Sun Kin’s preceding release Dark Patterns saw mountainous psych-pop made by a stubbornly live version of the band, an attempt to depict the shallowness of algorithmic music selection. This stood in contrast to 2018’s Adoration Room, a self-produced-and-performed split with Brooklyn’s Miserable chillers that leaned into airy, synthesized bedroom pop. Kabir and Dark Patterns producer Geoff Saba decided to combine these approaches for Private Time, taking a new batch of ambient organ-driven bedroom pop songs and collaborating with members of the Sun Kin live collective to ripple them with humanity. The aim was to create songs that felt smooth yet divine, like the jazzy sophistication of Steely Dan or the transcendence of a piece by Ryuichi Sakamoto.
Now sporting a rhythm section shared with Oakland scorchers Everyone is Dirty, Sun Kin recorded basic tracks for the album at John Vanderslice’s Tiny Telephone studio in Oakland. They then worked on overdubs at Geoff’s Itinerant Home Recordings studio in Fruitvale, collaborating with other members of the Oakland indie-pop scene and recording vocal harmonies from Little Arcs, Sucker Crush & Fieldress, as well as saxophone dubs by Tiny Telephone engineer Adam Hirsch (Abe Hollow).
Many of the stories in Private Time ponder the weight of tradition, the way societal narratives about “how things have always been” can erase a life of possibility. Pressure from Asian immigrant families to accumulate riches, produce children, and cement monogamous partnerships seem ludicrous when stacked up against a world literally falling into the sea in “Small Gestures.” Like the Man de la Mancha tilting at photocopiers, the narrator of “IDKY” steals time from an office job to make grandiose, anachronistic art in the face of rampant profiteering. In “Boyfriend’s Car,” a codependent couple crashes when both partners rest the weight of their trauma on each other and forget to watch the road.

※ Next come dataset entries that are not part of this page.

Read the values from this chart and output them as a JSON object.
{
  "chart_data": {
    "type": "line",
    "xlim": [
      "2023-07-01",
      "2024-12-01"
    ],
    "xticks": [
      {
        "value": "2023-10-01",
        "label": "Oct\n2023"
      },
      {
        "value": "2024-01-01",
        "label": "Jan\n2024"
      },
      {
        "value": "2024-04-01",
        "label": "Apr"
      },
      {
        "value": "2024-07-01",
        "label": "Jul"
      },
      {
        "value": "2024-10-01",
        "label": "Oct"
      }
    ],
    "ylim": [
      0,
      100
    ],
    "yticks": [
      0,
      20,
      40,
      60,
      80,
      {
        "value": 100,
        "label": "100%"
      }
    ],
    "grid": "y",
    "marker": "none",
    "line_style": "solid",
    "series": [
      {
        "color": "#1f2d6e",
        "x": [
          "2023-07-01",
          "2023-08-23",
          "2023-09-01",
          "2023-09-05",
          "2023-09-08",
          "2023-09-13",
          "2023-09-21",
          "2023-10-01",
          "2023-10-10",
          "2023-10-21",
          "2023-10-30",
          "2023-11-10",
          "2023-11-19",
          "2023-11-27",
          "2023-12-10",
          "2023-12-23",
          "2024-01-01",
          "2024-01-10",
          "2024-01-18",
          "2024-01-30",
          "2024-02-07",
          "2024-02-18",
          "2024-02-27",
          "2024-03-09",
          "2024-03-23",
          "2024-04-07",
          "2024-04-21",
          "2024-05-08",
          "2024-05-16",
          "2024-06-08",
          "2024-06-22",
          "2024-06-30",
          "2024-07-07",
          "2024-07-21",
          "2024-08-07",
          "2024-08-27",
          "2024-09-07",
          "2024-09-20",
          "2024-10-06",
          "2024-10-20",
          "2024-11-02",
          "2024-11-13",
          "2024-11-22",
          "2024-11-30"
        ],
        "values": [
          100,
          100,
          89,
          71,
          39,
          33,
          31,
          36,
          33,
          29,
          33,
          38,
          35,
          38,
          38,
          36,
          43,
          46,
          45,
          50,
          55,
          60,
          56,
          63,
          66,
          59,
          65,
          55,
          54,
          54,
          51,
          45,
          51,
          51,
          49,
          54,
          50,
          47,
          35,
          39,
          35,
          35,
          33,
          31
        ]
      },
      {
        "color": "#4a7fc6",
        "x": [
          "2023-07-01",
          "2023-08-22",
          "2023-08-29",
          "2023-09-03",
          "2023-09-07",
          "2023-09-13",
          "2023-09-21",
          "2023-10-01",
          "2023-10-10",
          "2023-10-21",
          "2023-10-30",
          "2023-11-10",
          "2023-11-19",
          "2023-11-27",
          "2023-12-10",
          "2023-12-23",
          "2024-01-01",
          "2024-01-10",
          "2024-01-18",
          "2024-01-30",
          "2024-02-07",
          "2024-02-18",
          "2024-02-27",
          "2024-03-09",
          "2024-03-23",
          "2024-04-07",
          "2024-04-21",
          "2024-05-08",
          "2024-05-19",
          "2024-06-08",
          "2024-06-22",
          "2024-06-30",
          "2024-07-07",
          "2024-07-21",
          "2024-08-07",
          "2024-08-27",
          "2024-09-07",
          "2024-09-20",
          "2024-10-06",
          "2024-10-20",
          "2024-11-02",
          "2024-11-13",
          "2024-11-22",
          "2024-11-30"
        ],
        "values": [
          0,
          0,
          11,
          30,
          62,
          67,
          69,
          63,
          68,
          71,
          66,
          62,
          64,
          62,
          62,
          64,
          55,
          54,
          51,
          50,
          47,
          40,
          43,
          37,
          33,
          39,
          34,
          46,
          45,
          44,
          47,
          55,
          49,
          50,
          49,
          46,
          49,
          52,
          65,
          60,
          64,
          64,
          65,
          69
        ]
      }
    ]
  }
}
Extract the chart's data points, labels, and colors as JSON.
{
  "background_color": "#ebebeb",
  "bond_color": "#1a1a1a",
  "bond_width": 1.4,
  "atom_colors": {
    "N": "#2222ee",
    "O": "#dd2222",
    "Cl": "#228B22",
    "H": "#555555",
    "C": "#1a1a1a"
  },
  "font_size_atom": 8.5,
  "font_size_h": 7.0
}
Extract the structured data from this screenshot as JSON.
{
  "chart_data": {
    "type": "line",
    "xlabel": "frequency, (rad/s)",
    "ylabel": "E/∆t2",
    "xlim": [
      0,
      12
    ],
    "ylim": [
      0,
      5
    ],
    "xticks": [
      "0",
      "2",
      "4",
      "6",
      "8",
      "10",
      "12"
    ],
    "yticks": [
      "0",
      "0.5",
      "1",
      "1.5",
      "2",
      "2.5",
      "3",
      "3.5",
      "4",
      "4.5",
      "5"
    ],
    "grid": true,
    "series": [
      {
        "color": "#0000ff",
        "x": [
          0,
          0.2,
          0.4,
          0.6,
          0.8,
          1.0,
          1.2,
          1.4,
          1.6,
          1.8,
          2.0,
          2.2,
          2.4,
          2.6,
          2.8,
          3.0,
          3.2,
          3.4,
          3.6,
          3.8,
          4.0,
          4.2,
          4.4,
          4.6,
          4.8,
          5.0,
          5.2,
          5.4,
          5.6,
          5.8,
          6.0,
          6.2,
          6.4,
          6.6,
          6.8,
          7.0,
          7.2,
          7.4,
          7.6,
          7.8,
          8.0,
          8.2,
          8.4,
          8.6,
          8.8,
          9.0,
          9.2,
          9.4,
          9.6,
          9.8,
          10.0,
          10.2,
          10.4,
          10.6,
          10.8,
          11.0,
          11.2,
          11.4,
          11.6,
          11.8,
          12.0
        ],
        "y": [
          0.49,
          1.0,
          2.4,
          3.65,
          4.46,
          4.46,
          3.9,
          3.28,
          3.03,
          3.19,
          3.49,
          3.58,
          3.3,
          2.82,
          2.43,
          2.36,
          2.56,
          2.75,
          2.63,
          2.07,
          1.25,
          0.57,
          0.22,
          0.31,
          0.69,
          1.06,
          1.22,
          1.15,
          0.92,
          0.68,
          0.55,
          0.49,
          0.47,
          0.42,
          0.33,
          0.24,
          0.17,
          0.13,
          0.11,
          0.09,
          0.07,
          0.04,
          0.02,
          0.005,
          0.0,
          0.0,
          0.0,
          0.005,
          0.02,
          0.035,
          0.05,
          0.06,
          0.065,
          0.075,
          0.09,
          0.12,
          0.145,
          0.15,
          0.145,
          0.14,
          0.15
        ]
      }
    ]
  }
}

The climactic “Moon-Crane” zooms in on Kabir’s dad RP and his relationship with disabled big brother Kiran, who passed away in July of 2018. For more than six years after the passing of Kabir’s Dada (paternal grandfather), RP would fly back and forth across the world to New Delhi to take care of Kiran as his condition worsened. The song describes watching in awe and sadness while RP begs his brother to speak, to try to pull him back as he loses the will to live. It’s a moment of witnessed grace, however painfully observed, that provides relief from the crushing weight of inherited and self-imposed narratives documented throughout the rest of the album.